The single worst part of the Neighborhood Integrity Initiative is that it is simply terrible public policy. It is a punitive action, intended to punish city officials and developers. Los Angeles’s planning system is broken. It’s painfully out of date, and even the mayor has acknowledged the problem. But that old and broken system means that to get almost anything built in this city, such as the housing our city desperately needs, zoning changes, or general plan amendments, or exemptions, are required.

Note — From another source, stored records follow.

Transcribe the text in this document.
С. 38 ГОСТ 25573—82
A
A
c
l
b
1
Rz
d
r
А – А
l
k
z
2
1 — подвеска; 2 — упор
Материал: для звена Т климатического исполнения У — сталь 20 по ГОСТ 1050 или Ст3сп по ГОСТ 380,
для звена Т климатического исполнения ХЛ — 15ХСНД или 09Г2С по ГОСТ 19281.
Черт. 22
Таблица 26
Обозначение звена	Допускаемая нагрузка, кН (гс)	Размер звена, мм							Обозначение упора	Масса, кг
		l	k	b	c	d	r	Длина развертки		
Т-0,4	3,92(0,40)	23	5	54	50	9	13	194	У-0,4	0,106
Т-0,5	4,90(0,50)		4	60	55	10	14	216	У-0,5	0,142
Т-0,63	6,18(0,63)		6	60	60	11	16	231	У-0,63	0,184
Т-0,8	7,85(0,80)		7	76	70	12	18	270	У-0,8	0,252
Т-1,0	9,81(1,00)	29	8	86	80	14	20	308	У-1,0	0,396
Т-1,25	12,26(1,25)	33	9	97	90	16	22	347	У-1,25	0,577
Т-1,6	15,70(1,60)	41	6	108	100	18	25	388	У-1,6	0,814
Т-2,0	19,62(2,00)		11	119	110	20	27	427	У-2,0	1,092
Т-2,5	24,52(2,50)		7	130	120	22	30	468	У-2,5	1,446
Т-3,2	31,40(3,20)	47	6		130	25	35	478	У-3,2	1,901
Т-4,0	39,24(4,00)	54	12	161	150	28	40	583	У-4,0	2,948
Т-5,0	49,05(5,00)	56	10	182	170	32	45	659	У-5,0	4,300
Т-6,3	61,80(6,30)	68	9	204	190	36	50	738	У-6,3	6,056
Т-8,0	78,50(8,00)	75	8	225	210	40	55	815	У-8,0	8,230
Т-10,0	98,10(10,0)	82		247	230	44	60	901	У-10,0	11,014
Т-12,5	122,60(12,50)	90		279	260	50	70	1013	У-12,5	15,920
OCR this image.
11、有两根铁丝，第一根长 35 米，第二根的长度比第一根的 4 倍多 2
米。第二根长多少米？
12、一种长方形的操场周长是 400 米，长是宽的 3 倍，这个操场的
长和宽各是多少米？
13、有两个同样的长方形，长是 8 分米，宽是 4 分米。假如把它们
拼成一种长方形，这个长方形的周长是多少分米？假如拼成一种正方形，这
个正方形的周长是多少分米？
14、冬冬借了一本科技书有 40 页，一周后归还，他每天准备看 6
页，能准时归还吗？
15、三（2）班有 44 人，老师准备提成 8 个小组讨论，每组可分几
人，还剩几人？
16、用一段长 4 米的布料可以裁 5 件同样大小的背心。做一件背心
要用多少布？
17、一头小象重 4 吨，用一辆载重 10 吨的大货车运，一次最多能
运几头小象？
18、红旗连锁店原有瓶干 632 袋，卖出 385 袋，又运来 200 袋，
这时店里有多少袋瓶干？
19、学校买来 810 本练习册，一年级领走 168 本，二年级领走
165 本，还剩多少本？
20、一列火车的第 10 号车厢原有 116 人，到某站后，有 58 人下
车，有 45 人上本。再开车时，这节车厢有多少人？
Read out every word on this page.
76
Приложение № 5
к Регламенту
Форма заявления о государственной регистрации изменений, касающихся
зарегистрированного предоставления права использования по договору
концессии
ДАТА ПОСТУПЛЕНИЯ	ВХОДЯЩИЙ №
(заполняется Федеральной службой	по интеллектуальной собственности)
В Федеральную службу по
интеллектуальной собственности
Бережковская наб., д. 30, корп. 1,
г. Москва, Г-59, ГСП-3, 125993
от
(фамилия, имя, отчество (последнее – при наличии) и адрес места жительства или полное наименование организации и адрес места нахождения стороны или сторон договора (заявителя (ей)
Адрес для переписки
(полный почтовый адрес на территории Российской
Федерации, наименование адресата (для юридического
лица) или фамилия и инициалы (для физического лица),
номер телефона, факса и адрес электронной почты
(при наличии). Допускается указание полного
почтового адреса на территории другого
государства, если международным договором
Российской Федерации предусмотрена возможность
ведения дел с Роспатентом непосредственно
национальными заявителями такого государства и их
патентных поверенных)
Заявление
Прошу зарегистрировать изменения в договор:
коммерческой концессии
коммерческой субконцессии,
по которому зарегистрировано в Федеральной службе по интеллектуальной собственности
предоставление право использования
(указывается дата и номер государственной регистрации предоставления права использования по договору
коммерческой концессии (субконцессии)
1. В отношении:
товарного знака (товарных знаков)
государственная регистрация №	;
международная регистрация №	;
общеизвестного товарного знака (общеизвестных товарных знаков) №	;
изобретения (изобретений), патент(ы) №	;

Rather than propose a productive solution to the problem, the Neighborhood Integrity Initiative would throw salt in the wound, and eliminate that flexibility altogether, freezing the outdated system in place with potentially dire consequences. Many expect passage of the Neighborhood Integrity Initiative would make L.A.’s housing affordability crisis even worse. Despite proponents’ claims that they are concerned about the affordability crisis, and the last minute addition of an exemption for projects that offer 100% affordable housing, affordable housing and homeless advocates remain opposed.
So, no, this is not a “debate” of different visions for the future of Los Angeles. This is about people who would cripple the system to satisfy their own anger, rather than provide productive input on how to improve it. The Neighborhood Integrity Initiative is the "Donald Trump of ballot initiatives," all bluster and fear-mongering, backed by policy proposals that would be nothing short of disastrous.